Myrtle leaf rust is a serious fungal disease that attacks members of the myrtle family of plants.

It could have a serious impact on our native pohutukawa, manuka, kanuka and rata as well as feijoa and eucalypts, damaging or even killing them.  Myrtle rust spores are microscopic and can easily spread across large distances by wind, or via insects, birds, people, or machinery.

Myrtle rust discovered on Mainland New Zealand 3
Picture/Ministry for Primary Industries

What does it look like?

You’re most likely to spot myrtle rust on young, soft, actively growing leaves, shoot tips and young stems, as well as flowers and fruit.

Initial symptoms are powdery, bright yellow or orange-yellow spots, or brown-grey rust pustules in the case of older infections. The rust can appear red depending on the types of spores being produced.

The fungus often causes leaves to buckle or twist and die off.
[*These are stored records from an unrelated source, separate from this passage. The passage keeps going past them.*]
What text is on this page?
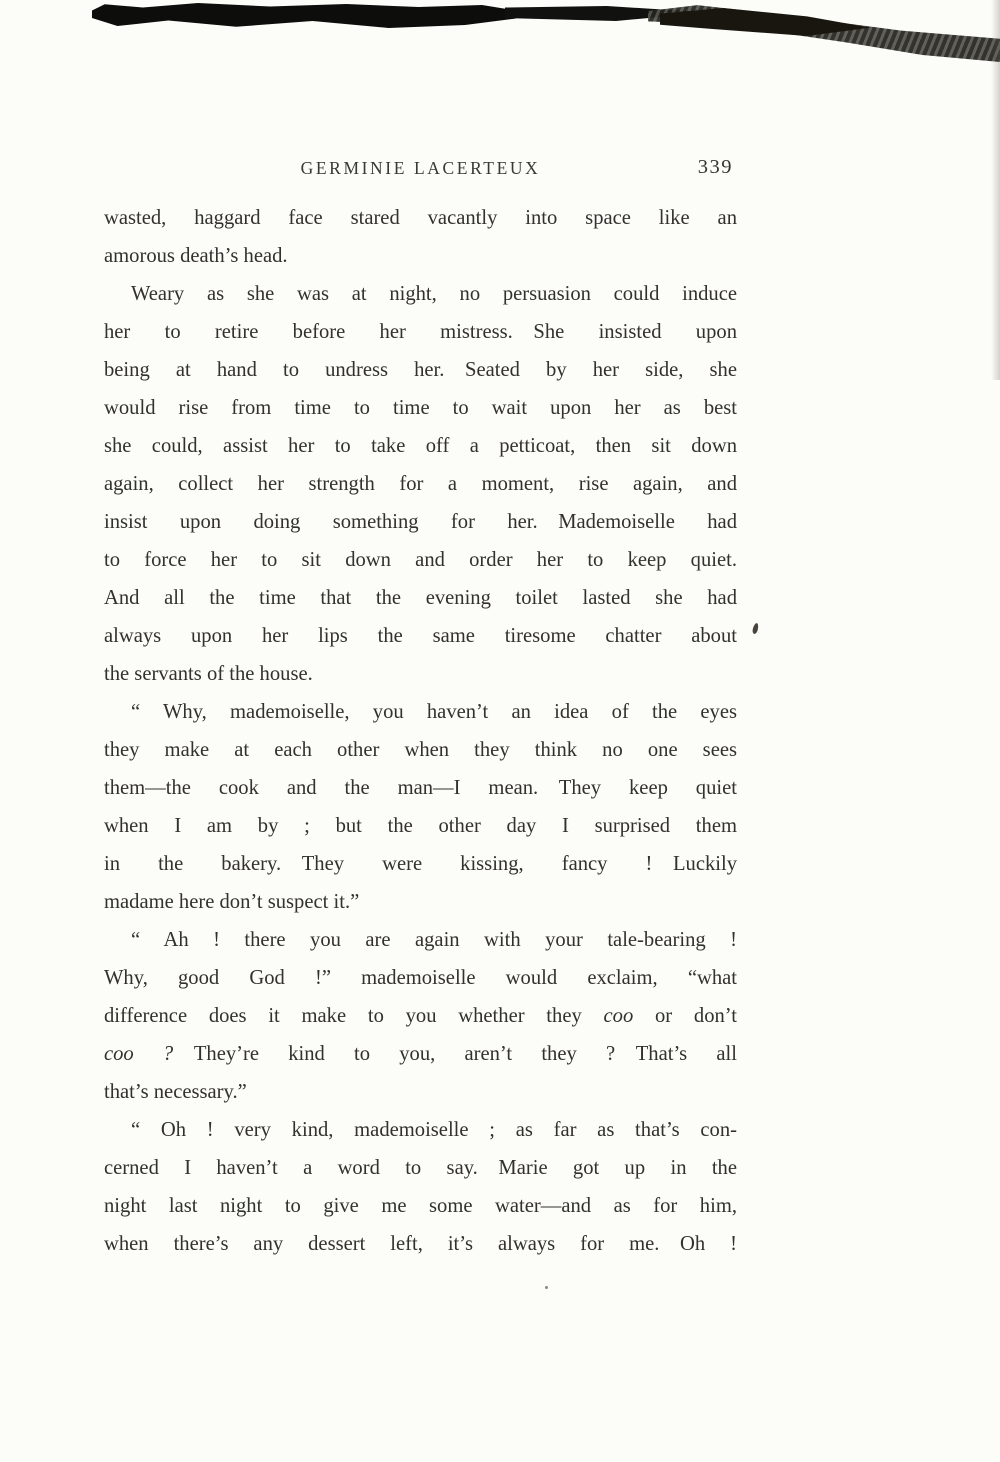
GERMINIE LACERTEUX	339
wasted, haggard face stared vacantly into space like an
amorous death’s head.
Weary as she was at night, no persuasion could induce
her to retire before her mistress. She insisted upon
being at hand to undress her. Seated by her side, she
would rise from time to time to wait upon her as best
she could, assist her to take off a petticoat, then sit down
again, collect her strength for a moment, rise again, and
insist upon doing something for her. Mademoiselle had
to force her to sit down and order her to keep quiet.
And all the time that the evening toilet lasted she had
always upon her lips the same tiresome chatter about
the servants of the house.
“ Why, mademoiselle, you haven’t an idea of the eyes
they make at each other when they think no one sees
them—the cook and the man—I mean. They keep quiet
when I am by ; but the other day I surprised them
in the bakery. They were kissing, fancy ! Luckily
madame here don’t suspect it.”
“ Ah ! there you are again with your tale-bearing !
Why, good God !” mademoiselle would exclaim, “what
difference does it make to you whether they coo or don’t
coo ? They’re kind to you, aren’t they ? That’s all
that’s necessary.”
“ Oh ! very kind, mademoiselle ; as far as that’s con-
cerned I haven’t a word to say. Marie got up in the
night last night to give me some water—and as for him,
when there’s any dessert left, it’s always for me. Oh !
What should I do if I spot it?

Report it immediately to the Ministry for Primary Industries (MPI) on 0800 80 99 66.

Do not touch the fungus or try and take samples as this will increase the risk of it spreading. Note down its location and take photos if possible.

Visit the Ministry of Primary Industries (MPI) for more information. 
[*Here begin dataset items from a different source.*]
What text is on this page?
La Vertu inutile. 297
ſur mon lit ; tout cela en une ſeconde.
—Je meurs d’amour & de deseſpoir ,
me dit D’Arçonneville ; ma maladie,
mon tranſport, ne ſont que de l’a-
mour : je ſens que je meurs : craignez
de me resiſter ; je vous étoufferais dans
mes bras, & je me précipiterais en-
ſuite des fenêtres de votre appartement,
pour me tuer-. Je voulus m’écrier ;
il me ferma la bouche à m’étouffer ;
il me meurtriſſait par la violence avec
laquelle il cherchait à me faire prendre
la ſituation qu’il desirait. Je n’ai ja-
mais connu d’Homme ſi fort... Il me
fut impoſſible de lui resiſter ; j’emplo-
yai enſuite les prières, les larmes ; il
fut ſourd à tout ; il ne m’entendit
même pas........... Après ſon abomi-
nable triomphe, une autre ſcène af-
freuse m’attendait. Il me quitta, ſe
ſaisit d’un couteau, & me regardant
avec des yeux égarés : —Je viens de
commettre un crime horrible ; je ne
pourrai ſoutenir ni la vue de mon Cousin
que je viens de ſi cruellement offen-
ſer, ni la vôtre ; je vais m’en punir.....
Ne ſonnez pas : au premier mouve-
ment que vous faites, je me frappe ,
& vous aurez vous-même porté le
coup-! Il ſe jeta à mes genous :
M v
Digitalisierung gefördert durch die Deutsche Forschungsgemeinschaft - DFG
Myrtle rust discovered on Mainland New Zealand 2
Picture / Ministry for Primary Industries

What's being done to safeguard against the disease? 

As part of contingency planning following the finding in Kerikeri, the Department of Conservation (DoC) has asked Auckland Council to support their nationwide collection of seed from native Myrtaceae, the family of native trees targeted by the Myrtle Rust disease.

"This is purely a precautionary exercise to secure a supply of unaffected seeds in the event that the disease spreads," says Rachel Kelleher, Biodiversity Manager, Auckland Council.

"DoC is collecting seed from DoC-administered conservation land and Auckland Council is picking up this work for Council owned land.

"Auckland Council is also developing a plan to collect seed from additional sites that are regionally important. Staff from Biodiversity, Biosecurity, Regional Parks and Botanic Gardens teams are assisting with this work.”